I don't have a need for it currently, although I could add it relatively easily. I didn't want to completely recreate the API for dict, this isn't something I expect we'll use much.

>> Tools/Scripts/libraries/webkitcorepy/webkitcorepy/nested_fuzzy_dict.py:33
>> +        self.primary_size = int(primary_size or 4)
> 
> Do we expect it raise an exception when primary_size is something int() will raise an exception e.g.'invalid' ?
> Also, why the primary size is set to 4?
> Would it be considered 'over engineering' if we implement this using Trie?

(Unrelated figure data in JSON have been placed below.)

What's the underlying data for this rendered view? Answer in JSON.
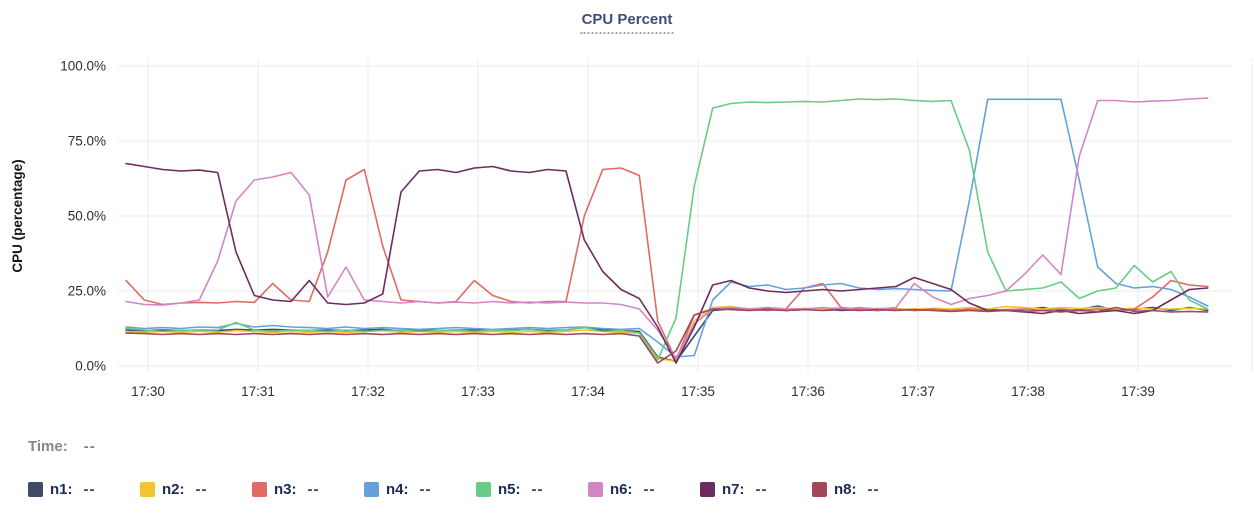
{
  "title": "CPU Percent",
  "readout": {
    "time_label": "Time:",
    "time_value": "--"
  },
  "axis": {
    "ylabel": "CPU (percentage)",
    "y_ticks": [
      "0.0%",
      "25.0%",
      "50.0%",
      "75.0%",
      "100.0%"
    ],
    "y_tick_values": [
      0,
      25,
      50,
      75,
      100
    ],
    "x_ticks": [
      "17:30",
      "17:31",
      "17:32",
      "17:33",
      "17:34",
      "17:35",
      "17:36",
      "17:37",
      "17:38",
      "17:39"
    ]
  },
  "colors": {
    "grid": "#ebebeb",
    "axis_text": "#2e2e2e",
    "title_text": "#3e4e7c"
  },
  "chart_data": {
    "type": "line",
    "title": "CPU Percent",
    "xlabel": "",
    "ylabel": "CPU (percentage)",
    "ylim": [
      0,
      100
    ],
    "grid": true,
    "legend_position": "bottom",
    "x_tick_labels": [
      "17:30",
      "17:31",
      "17:32",
      "17:33",
      "17:34",
      "17:35",
      "17:36",
      "17:37",
      "17:38",
      "17:39"
    ],
    "x_tick_minutes": [
      0,
      1,
      2,
      3,
      4,
      5,
      6,
      7,
      8,
      9
    ],
    "x_start_minute": -0.2,
    "x_step_minute": 0.1666667,
    "y_tick_labels": [
      "0.0%",
      "25.0%",
      "50.0%",
      "75.0%",
      "100.0%"
    ],
    "y_tick_values": [
      0,
      25,
      50,
      75,
      100
    ],
    "series": [
      {
        "name": "n1",
        "legend_label": "n1:",
        "legend_value": "--",
        "color": "#3e4a68",
        "values": [
          12,
          11.8,
          12,
          11.8,
          12,
          11.8,
          12.2,
          12,
          12.2,
          12,
          11.8,
          12,
          11.8,
          12,
          12.2,
          11.8,
          12,
          11.8,
          12,
          12,
          11.8,
          12,
          12.2,
          11.8,
          12,
          12.8,
          12,
          11.8,
          11.5,
          3,
          1.5,
          10,
          18.5,
          19,
          18.8,
          19,
          18.5,
          18.8,
          19,
          18.5,
          18.8,
          18.5,
          19,
          18.5,
          18.8,
          18.5,
          18.8,
          19,
          18.5,
          18.8,
          19.5,
          18.5,
          18.8,
          20,
          18.5,
          18.8,
          19.5,
          18.5,
          19.5,
          18.5
        ]
      },
      {
        "name": "n2",
        "legend_label": "n2:",
        "legend_value": "--",
        "color": "#f0c432",
        "values": [
          11.5,
          11.2,
          11.5,
          11.2,
          11.5,
          11.2,
          11.8,
          11.5,
          11.2,
          11.5,
          11.2,
          11.5,
          11.2,
          11.5,
          11.8,
          11.2,
          11.5,
          11.2,
          11.5,
          11.2,
          11.5,
          11.2,
          11.5,
          11.2,
          11.5,
          12,
          11.5,
          11.2,
          11,
          2.5,
          1.5,
          15,
          19.5,
          19.8,
          19,
          19.5,
          19,
          19.2,
          19,
          19.5,
          19,
          19.2,
          19,
          19,
          19.2,
          19,
          19.5,
          19,
          19.8,
          19.5,
          19,
          19.5,
          19.2,
          19.5,
          19,
          19.2,
          19,
          19,
          19.2,
          19
        ]
      },
      {
        "name": "n3",
        "legend_label": "n3:",
        "legend_value": "--",
        "color": "#e06a64",
        "values": [
          28.5,
          22,
          20.5,
          21,
          21.2,
          21,
          21.5,
          21.2,
          27.5,
          22,
          21.5,
          38,
          62,
          65.5,
          40,
          22,
          21.5,
          21,
          21.5,
          28.5,
          23.5,
          21.5,
          21,
          21.5,
          21.5,
          50,
          65.5,
          66,
          63.5,
          15,
          2,
          17,
          19,
          19.5,
          19,
          18.5,
          19,
          26,
          27.5,
          19.5,
          19,
          18.5,
          19,
          18.5,
          19,
          18.5,
          19,
          18.5,
          18.8,
          19,
          18.5,
          19,
          18.5,
          19,
          18.5,
          19,
          23,
          28.5,
          27,
          26.5
        ]
      },
      {
        "name": "n4",
        "legend_label": "n4:",
        "legend_value": "--",
        "color": "#66a2d9",
        "values": [
          13,
          12.5,
          12.8,
          12.5,
          13,
          12.8,
          14.2,
          13,
          13.5,
          13,
          12.8,
          12.5,
          13,
          12.5,
          12.8,
          12.5,
          12.2,
          12.5,
          12.8,
          12.5,
          12.2,
          12.5,
          12.8,
          12.5,
          12.8,
          13,
          12.5,
          12.2,
          12.5,
          8,
          3,
          3.5,
          22,
          28,
          26.5,
          27,
          25.5,
          26,
          27,
          27.5,
          26,
          25.5,
          25.8,
          25.5,
          25.2,
          25,
          55,
          88.9,
          88.9,
          88.9,
          88.9,
          88.9,
          62,
          33,
          27.5,
          26,
          26.5,
          25.5,
          23,
          20
        ]
      },
      {
        "name": "n5",
        "legend_label": "n5:",
        "legend_value": "--",
        "color": "#69cc84",
        "values": [
          12.5,
          12,
          11.5,
          11.8,
          12,
          12,
          14.5,
          12,
          11.5,
          12,
          11.8,
          11.5,
          12,
          11.5,
          11.8,
          12,
          11.5,
          11.8,
          12,
          11.5,
          12,
          11.8,
          12.2,
          11.5,
          12,
          12.8,
          11.5,
          11.8,
          11,
          2,
          16,
          60,
          86,
          87.5,
          88,
          87.8,
          88,
          88.2,
          88,
          88.5,
          89,
          88.8,
          89,
          88.5,
          88.2,
          88.5,
          72,
          38,
          25,
          25.5,
          26,
          28,
          22.5,
          25,
          26,
          33.5,
          28,
          31.5,
          22,
          19
        ]
      },
      {
        "name": "n6",
        "legend_label": "n6:",
        "legend_value": "--",
        "color": "#d286c4",
        "values": [
          21.5,
          20.5,
          20.3,
          21,
          22,
          35,
          55,
          62,
          63,
          64.5,
          57,
          23,
          33,
          22,
          21.5,
          21,
          21.5,
          21,
          21.3,
          21,
          21.5,
          21,
          21.3,
          21,
          21.3,
          21,
          21,
          20.5,
          19,
          12,
          2.5,
          14,
          19,
          19.5,
          19,
          19.5,
          19,
          19,
          19.5,
          19,
          19.5,
          19,
          19.5,
          27.5,
          23,
          20.5,
          22.5,
          23.5,
          25,
          30.5,
          37,
          30.5,
          70,
          88.5,
          88.5,
          88,
          88.3,
          88.5,
          89,
          89.3
        ]
      },
      {
        "name": "n7",
        "legend_label": "n7:",
        "legend_value": "--",
        "color": "#6d2c5e",
        "values": [
          67.5,
          66.5,
          65.5,
          65,
          65.3,
          64.5,
          38,
          23.5,
          22,
          21.5,
          28.5,
          21,
          20.5,
          21,
          24,
          58,
          65,
          65.5,
          64.5,
          66,
          66.5,
          65,
          64.5,
          65.5,
          65,
          42,
          31.5,
          25.5,
          22.5,
          13,
          1,
          13,
          27,
          28.5,
          26,
          25,
          24.5,
          25,
          25.5,
          25,
          25.5,
          26,
          26.5,
          29.5,
          27.5,
          25.5,
          21,
          18.5,
          18.5,
          18,
          17.5,
          18.5,
          17.5,
          18,
          18.5,
          17.5,
          18.5,
          22,
          25.5,
          26
        ]
      },
      {
        "name": "n8",
        "legend_label": "n8:",
        "legend_value": "--",
        "color": "#a24858",
        "values": [
          11,
          10.8,
          10.5,
          10.8,
          10.5,
          10.8,
          10.5,
          10.8,
          10.5,
          10.8,
          10.5,
          10.8,
          10.5,
          10.8,
          10.5,
          10.8,
          10.5,
          10.8,
          10.5,
          10.8,
          10.5,
          10.8,
          10.5,
          10.8,
          10.5,
          10.8,
          10.5,
          10.8,
          10,
          1,
          5,
          17,
          19,
          18.8,
          18.5,
          18.8,
          18.5,
          18.8,
          18.5,
          18.8,
          18.5,
          18.8,
          18.5,
          18.8,
          18.5,
          18.2,
          18.5,
          18.2,
          18.5,
          18.2,
          18.5,
          18,
          18.5,
          18.2,
          19.5,
          18.2,
          18.5,
          18,
          18.2,
          18
        ]
      }
    ]
  }
}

I think the problem with a Trie is that we really only want the single nested dict. The point of nesting is so that we can narrow down the set of potentially matching hashes sufficiently so we can do the startswith check on just a handful of hashes. Its very similar to the CSS 101 idea of a hash table managing collisions with a linked list

>> Tools/Scripts/libraries/webkitcorepy/webkitcorepy/nested_fuzzy_dict.py:47
>> +                value = result
> 
> Can we invoke self.getitem(keyname, None) instead?

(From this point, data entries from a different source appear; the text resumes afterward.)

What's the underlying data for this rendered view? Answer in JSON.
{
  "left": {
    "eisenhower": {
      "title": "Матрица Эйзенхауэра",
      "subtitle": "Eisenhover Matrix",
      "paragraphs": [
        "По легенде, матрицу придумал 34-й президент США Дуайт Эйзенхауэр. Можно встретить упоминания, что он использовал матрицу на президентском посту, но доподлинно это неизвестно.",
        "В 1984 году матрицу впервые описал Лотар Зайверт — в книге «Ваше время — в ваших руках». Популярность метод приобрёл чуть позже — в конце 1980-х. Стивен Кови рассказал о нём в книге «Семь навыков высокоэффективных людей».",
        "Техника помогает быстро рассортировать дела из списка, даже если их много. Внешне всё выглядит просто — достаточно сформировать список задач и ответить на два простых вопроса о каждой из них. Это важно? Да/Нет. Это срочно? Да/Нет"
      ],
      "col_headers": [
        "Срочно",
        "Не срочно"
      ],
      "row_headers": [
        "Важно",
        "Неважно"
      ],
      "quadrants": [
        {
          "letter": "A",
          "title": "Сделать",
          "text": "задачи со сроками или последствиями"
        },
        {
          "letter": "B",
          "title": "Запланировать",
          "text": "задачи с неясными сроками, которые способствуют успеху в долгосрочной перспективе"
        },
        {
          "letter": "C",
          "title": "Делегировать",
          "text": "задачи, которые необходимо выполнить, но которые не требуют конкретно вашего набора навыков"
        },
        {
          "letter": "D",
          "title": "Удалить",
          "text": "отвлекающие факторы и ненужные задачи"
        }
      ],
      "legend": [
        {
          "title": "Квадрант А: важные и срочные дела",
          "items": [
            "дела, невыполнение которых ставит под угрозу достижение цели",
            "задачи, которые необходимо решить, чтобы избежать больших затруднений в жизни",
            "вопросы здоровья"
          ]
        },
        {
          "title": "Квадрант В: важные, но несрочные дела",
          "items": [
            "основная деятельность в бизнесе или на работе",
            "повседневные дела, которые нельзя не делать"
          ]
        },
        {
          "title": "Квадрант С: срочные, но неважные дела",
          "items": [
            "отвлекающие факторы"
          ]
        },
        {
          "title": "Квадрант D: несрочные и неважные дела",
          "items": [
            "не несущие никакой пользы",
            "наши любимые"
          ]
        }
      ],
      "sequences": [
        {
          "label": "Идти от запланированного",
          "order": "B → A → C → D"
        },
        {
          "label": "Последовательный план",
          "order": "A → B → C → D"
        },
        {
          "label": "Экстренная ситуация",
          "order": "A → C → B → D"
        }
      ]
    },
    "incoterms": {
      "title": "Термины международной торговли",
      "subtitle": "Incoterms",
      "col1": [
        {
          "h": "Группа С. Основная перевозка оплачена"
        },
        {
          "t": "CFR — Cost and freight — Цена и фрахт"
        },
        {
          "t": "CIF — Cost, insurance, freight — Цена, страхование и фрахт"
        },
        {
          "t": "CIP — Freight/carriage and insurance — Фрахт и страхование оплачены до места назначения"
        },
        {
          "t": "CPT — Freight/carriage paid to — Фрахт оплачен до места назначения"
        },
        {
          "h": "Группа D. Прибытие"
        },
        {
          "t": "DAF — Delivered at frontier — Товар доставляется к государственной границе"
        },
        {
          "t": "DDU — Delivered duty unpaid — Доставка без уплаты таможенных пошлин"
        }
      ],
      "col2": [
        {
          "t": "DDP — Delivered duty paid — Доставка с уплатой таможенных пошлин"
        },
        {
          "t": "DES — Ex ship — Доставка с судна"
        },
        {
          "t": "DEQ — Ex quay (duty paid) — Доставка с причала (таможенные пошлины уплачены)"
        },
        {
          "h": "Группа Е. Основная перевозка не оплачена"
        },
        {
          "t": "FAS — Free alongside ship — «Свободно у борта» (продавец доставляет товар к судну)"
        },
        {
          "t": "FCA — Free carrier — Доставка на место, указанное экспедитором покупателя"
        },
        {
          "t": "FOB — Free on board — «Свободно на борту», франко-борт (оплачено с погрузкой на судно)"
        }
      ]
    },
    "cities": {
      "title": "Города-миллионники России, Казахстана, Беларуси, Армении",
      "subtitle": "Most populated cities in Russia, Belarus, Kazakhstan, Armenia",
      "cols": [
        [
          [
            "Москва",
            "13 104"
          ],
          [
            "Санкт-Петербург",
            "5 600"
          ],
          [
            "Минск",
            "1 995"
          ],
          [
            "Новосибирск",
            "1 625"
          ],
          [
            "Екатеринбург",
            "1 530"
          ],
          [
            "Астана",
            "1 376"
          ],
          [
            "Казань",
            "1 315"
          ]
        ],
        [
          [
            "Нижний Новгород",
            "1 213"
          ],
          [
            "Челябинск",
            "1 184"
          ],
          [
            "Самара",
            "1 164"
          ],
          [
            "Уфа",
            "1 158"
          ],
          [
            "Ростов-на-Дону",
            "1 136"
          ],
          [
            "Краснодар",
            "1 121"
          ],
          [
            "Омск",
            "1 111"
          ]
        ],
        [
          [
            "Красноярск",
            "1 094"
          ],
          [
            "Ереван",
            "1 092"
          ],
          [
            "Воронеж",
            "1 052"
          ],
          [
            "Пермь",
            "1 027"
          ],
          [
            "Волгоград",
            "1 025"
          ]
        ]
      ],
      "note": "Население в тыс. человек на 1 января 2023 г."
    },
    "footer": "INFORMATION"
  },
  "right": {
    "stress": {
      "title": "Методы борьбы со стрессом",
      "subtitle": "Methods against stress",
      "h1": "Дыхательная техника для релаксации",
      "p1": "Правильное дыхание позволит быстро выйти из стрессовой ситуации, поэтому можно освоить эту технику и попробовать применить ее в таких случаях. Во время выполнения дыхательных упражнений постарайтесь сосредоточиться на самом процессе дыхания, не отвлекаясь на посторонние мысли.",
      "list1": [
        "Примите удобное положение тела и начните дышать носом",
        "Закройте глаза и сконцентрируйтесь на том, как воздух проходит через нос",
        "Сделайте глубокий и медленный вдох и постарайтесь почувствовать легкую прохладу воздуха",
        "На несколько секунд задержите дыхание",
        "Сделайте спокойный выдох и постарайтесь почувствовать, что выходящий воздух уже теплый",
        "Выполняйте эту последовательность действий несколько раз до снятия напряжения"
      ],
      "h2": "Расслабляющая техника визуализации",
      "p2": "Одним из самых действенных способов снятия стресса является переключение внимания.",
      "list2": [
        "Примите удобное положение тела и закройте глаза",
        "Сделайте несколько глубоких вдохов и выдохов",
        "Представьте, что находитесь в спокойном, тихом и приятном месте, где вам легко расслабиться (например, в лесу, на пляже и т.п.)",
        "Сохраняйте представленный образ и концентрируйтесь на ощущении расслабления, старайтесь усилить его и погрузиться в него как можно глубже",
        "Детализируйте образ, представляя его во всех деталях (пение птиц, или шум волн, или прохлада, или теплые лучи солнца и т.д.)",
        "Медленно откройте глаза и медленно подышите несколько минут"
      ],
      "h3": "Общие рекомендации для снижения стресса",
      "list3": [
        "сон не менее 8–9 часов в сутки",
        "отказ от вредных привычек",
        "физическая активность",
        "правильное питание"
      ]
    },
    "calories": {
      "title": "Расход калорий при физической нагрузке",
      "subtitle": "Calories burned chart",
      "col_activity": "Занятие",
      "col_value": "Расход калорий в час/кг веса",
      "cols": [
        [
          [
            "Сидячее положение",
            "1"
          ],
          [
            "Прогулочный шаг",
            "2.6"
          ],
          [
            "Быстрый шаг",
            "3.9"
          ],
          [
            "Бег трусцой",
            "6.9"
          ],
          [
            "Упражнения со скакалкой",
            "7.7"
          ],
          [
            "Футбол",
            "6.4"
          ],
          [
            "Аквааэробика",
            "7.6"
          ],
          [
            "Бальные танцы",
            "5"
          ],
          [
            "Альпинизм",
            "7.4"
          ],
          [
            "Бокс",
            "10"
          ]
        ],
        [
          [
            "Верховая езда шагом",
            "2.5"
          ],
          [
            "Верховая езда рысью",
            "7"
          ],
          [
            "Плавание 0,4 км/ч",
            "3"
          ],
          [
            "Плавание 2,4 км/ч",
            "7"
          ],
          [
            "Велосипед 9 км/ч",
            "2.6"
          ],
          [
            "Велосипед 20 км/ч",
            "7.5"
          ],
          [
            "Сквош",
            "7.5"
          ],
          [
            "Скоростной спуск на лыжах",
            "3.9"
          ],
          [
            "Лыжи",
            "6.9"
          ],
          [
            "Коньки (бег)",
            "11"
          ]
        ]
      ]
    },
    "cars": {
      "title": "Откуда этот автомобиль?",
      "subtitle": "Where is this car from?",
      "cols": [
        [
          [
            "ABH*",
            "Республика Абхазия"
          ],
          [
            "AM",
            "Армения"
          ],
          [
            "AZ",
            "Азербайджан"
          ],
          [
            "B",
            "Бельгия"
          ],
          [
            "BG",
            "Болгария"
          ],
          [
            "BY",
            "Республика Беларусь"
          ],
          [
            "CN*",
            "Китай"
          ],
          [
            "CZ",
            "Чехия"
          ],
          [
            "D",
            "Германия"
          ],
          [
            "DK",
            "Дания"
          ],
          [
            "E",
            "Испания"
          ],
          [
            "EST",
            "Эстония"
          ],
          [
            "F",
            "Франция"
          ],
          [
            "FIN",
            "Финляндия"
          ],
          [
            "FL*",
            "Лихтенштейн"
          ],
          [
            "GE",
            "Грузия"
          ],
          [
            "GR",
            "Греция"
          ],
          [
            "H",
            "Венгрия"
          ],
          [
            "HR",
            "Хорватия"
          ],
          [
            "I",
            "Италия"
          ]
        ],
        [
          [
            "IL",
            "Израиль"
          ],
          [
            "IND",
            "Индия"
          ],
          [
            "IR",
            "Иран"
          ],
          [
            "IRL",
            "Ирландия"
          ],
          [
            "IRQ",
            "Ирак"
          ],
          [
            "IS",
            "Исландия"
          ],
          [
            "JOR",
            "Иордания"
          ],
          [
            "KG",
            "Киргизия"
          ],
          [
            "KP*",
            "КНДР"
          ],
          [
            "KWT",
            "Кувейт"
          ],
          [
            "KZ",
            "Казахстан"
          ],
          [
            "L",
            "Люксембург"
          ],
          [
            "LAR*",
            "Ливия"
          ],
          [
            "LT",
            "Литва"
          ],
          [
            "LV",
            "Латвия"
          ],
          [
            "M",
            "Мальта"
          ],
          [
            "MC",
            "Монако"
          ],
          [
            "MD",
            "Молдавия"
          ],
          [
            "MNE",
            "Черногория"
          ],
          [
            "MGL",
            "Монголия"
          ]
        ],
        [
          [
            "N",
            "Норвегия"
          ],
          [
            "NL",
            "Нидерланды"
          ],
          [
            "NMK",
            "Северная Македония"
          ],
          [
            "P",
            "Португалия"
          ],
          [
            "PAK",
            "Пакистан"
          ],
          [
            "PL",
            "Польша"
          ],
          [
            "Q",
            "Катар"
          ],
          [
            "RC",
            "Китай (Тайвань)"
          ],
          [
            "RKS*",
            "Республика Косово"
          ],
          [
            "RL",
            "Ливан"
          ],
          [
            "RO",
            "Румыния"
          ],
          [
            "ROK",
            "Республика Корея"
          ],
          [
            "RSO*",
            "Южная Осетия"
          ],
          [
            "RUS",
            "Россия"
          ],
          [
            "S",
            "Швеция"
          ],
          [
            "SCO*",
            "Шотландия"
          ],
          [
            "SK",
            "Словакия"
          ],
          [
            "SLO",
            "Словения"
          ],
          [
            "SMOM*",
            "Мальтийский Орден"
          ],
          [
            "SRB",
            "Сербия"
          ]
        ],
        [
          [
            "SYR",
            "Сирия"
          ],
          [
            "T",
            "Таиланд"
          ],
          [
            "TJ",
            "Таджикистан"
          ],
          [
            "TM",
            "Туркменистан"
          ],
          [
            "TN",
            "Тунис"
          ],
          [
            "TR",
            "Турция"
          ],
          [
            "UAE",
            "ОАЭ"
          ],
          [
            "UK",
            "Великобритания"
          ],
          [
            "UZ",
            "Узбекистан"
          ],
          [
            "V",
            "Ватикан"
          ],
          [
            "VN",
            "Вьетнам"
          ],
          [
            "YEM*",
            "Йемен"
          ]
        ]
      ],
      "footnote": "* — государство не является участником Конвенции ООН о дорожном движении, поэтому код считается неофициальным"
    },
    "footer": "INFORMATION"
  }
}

We cannot, and it's this little bit that makes it fuzzy.

This entire structure is optimized for hashes. The first 4 characters of a hash are mostly sufficient to avoid collisions in the webkit repository, but there are a significant minority of 4 character sequences which do point to multiple hashes. However, it's very unlikely that those 4 character sequences point to more than 2-3 hashes, which is what this function is counting on. Basically, this lets us have the fast look up of a hash table, while also allowing the user to specify partial hashes (hopefully 8-12 characters, but we do our best regardless)
Comment 8 dewei_zhu 2021-06-28 16:58:04 PDT
Comment on attachment 432425 [details]
Patch

View in context: https://bugs.webkit.org/attachment.cgi?id=432425&action=review

>>> Tools/Scripts/libraries/webkitcorepy/webkitcorepy/nested_fuzzy_dict.py:47
>>> +                value = result
>> 
>> Can we invoke self.getitem(keyname, None) instead?
> 
> We cannot, and it's this little bit that makes it fuzzy.
> 
> This entire structure is optimized for hashes. The first 4 characters of a hash are mostly sufficient to avoid collisions in the webkit repository, but there are a significant minority of 4 character sequences which do point to multiple hashes. However, it's very unlikely that those 4 character sequences point to more than 2-3 hashes, which is what this function is counting on. Basically, this lets us have the fast look up of a hash table, while also allowing the user to specify partial hashes (hopefully 8-12 characters, but we do our best regardless)

I mean, what if we do
```
def __getitem__(self, keyname):
    found, value = self.getitem(keyname)
    if found:
        return value
    raise KeyError(keyname)
```
Comment 9 Jonathan Bedard 2021-06-29 11:46:21 PDT
Created attachment 432505 [details]
Patch
Comment 10 dewei_zhu 2021-06-29 11:49:37 PDT
Comment on attachment 432505 [details]
Patch

r=me
Comment 11 EWS 2021-06-29 12:27:20 PDT
Committed r279381 (239246@main): <https://commits.webkit.org/239246@main>

All reviewed patches have been landed. Closing bug and clearing flags on attachment 432505 [details].